Furieuse de la vente d’un cheval qu’elle se réservait, Gracieuse (Marina Hands) démissionne avec éclat du centre équestre qui l’employait, retourne chez son père, paysan à la retraite et se fait recruter comme palefrenière dans le haras proche, tenu avec autorité par Joséphine de Silène (Josiane Balasko) qui veut conclure par son intermédiaire une transaction sur les prairies voisines, convoitées pour l’agrandissement du domaine.
Farouche, indomptable, solitaire, Gracieuse n’a d’empathie que pour les chevaux qu’elle monte et d’ ambition que pour la compétition. Elle ne se domine pleinement qu’en domptant sa monture qu’elle entraîne au dressage, travaille les postures, en l’absence des propriétaires, trop moyen, galop à gauche, appuyer à gauche, changement de pied, appuyer à droite, diagonale, piste à droite, pirouette…, répétant mentalement les reprises jusqu’à l’obsession. Contractée en éconduisant un soupirant, une profonde blessure au front et à la pommette ne la dissuade pas de poursuivre son rêve, un bandeau protègera la plaie dans la tradition du pirate, fière et rebelle.

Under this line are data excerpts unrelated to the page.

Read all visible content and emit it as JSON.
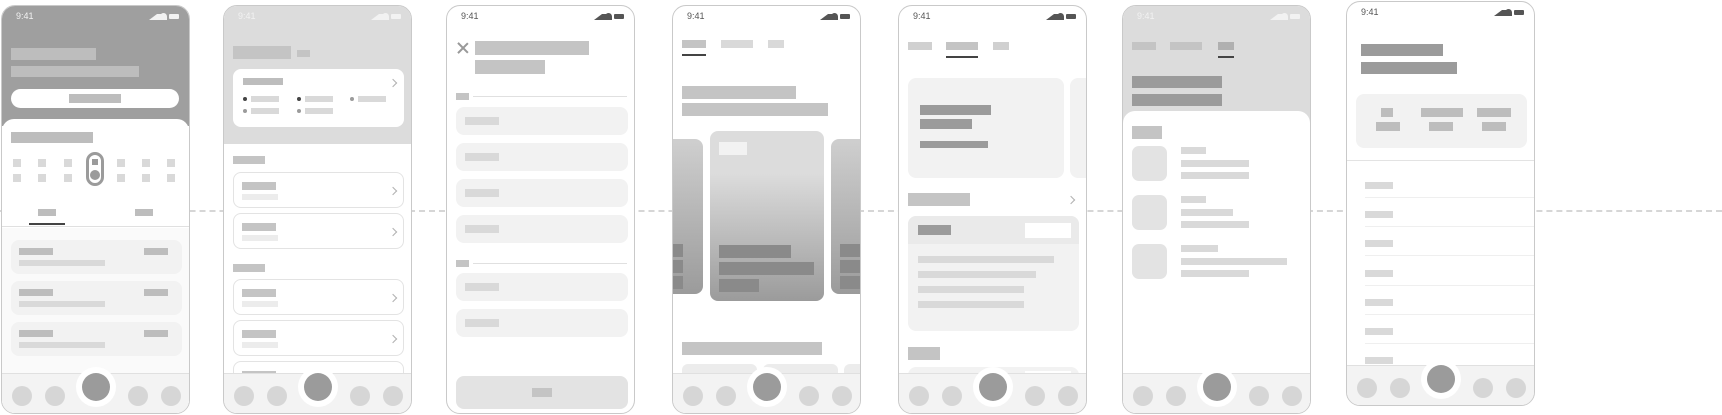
{
  "status_bar": {
    "time": "9:41",
    "icons": [
      "signal-icon",
      "wifi-icon",
      "battery-icon"
    ]
  },
  "colors": {
    "dark_placeholder": "#9b9b9b",
    "mid_placeholder": "#bdbdbd",
    "light_placeholder": "#d9d9d9",
    "card": "#f2f2f2",
    "connector": "#d6d6d6"
  },
  "screens": [
    {
      "id": "screen-1"
    },
    {
      "id": "screen-2"
    },
    {
      "id": "screen-3"
    },
    {
      "id": "screen-4"
    },
    {
      "id": "screen-5"
    },
    {
      "id": "screen-6"
    },
    {
      "id": "screen-7"
    }
  ]
}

Elle a trouvé son mentor, Franz Mann (Bruno Ganz) ancien champion olympique de dressage, entraineur de prestige au haras et concubin de Joséphine. Mais à l’instar de Frankie Dunn, le coach blasé de Million Dollar Baby, l’art équestre a t-il encore un sens pour ce champion usé, voué aux cavalières fortunées, ses élèves, dont il paraît palper le galbe du rein ou de la cuisse plus en satyre qu’en esthète du mouvement? Au tournant de sa vie, le maître parviendra t-il à se cabrer pour échapper à son destin d’assujetti et se réhabiliter à ses propres yeux?
Patricia Mazuy dresse avec énergie le portrait croisé de deux cavaliers l’une égarée, l’autre enlisé dans un milieu trop mercantile destinés à se rejoindre sur l’aptitude à transmettre et à recevoir, condition de l’excellence. A la naissance de tout champion, il faut cet attelage particulier, cette alchimie du maître et de l’élève.